= Lone Guides =

Guides movement members who are isolated

Lone Guides or Lones are Girl Guides and Girl Scouts who do not attend group meetings for a variety of reasons. They are organised into groups that keep in touch, for example, by letter or email. Members carry out their organisation's normal programme on their own as much as they are able. The first official Lone Guides started in 1912 in the UK. Many countries have Lone Guides.

==Lone Guiding by country and organisation==
===Australia – Guides Australia===

"Lone Guides" communicate monthly through magazines put together by dedicated Leaders, with contributions and letters from the girls.

Lones of the Air talk to Guiders and other Guides on radios.

Lone Satellite Guides use a computer satellite link to keep in contact.

===Canada – Girl Guides of Canada Guides du Canada===

Lone Guides are recorded as early as 1916 in Canada.
Lone Brownies, Guides, Pathfinders and Rangers exist in most provinces.

In 1930 in Nova Scotia, the province's first Lone company was formed.

Helen Kidd, a Lone Guide from Nova Scotia received the Commonwealth Prize in 1955.

===New Zealand – GirlGuiding New Zealand===

In New Zealand, there is a project to offer Guiding over the internet for girls between 5 and 18.

===United Kingdom – Girlguiding UK===
Lone Guiding started in 1912. The first Lone Guide conference was held at Foxlease in 1923. In 1925, separate Lone Ranger companies were started.

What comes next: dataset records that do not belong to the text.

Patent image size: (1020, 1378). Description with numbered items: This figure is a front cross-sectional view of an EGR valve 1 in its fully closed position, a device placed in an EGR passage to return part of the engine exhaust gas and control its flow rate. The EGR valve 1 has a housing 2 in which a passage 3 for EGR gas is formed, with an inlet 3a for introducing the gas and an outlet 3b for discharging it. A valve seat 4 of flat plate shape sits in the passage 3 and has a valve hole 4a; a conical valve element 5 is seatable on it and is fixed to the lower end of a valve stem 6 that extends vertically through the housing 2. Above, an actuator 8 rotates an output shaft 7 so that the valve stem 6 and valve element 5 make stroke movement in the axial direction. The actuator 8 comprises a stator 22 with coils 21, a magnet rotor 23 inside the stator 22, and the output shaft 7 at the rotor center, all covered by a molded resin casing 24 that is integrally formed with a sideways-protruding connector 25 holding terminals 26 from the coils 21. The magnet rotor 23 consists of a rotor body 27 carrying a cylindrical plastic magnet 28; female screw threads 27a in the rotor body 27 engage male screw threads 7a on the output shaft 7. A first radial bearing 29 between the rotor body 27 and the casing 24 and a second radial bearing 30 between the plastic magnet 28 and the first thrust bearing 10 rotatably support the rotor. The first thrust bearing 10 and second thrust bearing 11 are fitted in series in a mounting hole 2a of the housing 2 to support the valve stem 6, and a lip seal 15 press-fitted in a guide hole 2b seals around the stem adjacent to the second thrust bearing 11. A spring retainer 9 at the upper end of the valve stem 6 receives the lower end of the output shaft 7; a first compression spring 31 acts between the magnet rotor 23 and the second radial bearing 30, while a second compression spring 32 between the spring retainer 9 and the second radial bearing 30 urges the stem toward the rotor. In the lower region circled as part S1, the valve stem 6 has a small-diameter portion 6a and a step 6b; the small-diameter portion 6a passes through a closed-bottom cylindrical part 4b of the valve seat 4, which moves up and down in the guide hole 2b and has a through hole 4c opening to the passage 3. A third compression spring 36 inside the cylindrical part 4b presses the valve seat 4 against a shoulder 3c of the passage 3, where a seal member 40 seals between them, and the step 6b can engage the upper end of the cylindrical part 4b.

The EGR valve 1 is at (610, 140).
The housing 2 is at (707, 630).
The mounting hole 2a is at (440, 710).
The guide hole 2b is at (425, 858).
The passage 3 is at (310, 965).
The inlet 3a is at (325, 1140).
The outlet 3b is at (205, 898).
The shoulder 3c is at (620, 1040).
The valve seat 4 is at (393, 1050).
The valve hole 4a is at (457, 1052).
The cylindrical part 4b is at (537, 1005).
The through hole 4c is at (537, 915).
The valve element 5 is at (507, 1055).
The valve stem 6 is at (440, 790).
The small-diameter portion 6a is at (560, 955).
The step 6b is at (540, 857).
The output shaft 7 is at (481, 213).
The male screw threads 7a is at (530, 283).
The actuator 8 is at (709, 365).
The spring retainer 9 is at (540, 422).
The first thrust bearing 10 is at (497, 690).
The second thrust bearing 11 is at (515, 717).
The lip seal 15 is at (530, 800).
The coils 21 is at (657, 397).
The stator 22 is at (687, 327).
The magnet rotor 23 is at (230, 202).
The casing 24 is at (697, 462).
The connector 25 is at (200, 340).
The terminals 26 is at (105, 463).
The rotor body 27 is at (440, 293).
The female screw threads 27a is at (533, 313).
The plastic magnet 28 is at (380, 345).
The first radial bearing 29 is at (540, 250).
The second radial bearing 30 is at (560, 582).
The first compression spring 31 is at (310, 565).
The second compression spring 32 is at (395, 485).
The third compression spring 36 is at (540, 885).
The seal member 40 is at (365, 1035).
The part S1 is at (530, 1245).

Lone Guiding still operates in the UK at every level.

Within Scotland Region Lones is set up as a separate County with all the same rights an privileges of a physical county. A county commissioner is appointed on a 5-year termly basis who in turn supports leaders who are assigned to each Section.

The most populous sections are Guides (age 10–16) and the Senior Section (age 14–25). Girls are supported through postal newsletters, email, blog, phone calls and the opportunity to meet up at an annual gathering.

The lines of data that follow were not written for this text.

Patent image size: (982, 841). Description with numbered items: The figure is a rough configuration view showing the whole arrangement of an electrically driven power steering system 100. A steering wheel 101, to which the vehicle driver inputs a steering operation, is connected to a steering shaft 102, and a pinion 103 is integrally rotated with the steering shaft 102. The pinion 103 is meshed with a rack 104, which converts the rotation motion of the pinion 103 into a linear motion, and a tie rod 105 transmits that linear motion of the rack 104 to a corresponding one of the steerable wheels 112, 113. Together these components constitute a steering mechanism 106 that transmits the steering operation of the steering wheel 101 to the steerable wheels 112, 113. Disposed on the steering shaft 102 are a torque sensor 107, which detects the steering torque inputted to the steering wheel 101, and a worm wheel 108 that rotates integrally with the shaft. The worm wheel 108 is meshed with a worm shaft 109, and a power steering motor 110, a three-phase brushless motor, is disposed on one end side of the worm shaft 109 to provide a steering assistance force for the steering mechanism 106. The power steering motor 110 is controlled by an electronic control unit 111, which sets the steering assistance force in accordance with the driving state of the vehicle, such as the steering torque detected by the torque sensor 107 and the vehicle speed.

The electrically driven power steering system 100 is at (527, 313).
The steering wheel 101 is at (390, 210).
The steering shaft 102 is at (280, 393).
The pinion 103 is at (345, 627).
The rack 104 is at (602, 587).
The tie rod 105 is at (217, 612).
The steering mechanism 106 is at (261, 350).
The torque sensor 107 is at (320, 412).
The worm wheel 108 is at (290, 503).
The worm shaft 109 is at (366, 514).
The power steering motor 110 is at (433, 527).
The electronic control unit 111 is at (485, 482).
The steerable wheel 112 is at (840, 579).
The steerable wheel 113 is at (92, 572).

Additionally, Lone Guiding supports peer mentoring for girls working on various Awards and Qualifications, from interest badges to the Queen's Guide Award.

====1st Lone Company====

1st Lone Company was established in 1912 by Agnes Baden-Powell. The Captain was Nesta G. Maude, the first Guide to earn the Silver Fish award. Members of this company lived in such diverse places as England, Scotland, Ireland, Wales, Cyprus, Poland and Belgium. They kept in contact by a postal newsletter. There were several patrols, including the Thistle patrol.

There is record of a camp at Eridge, taking tea with Agnes Baden-Powell at her house and visits to Guide Headquarters (at that time located at 116 Victoria Street in London) in the first few years of the company's existence.

===United States of America – Girl Scouts of the USA===

Lones in the USA are called Juliette Girl Scouts, so named after the founder of the Girl Scouts of the USA, Juliette Gordon Low. They were formerly known as Solo Girl Scouts. In the 1980s and 1990s, the term "Independent" was used.

In 2001, Stefanie Argus, an eighth-grade student, created Juliettes, an official designation for independent Girl Scouts, as her Silver Award Project. "I wanted to create something to tell other girls who left their troops they belong to the Girl Scouts," Argus said.

In 2003, nearly 2% of Girl Scouts were Juliettes.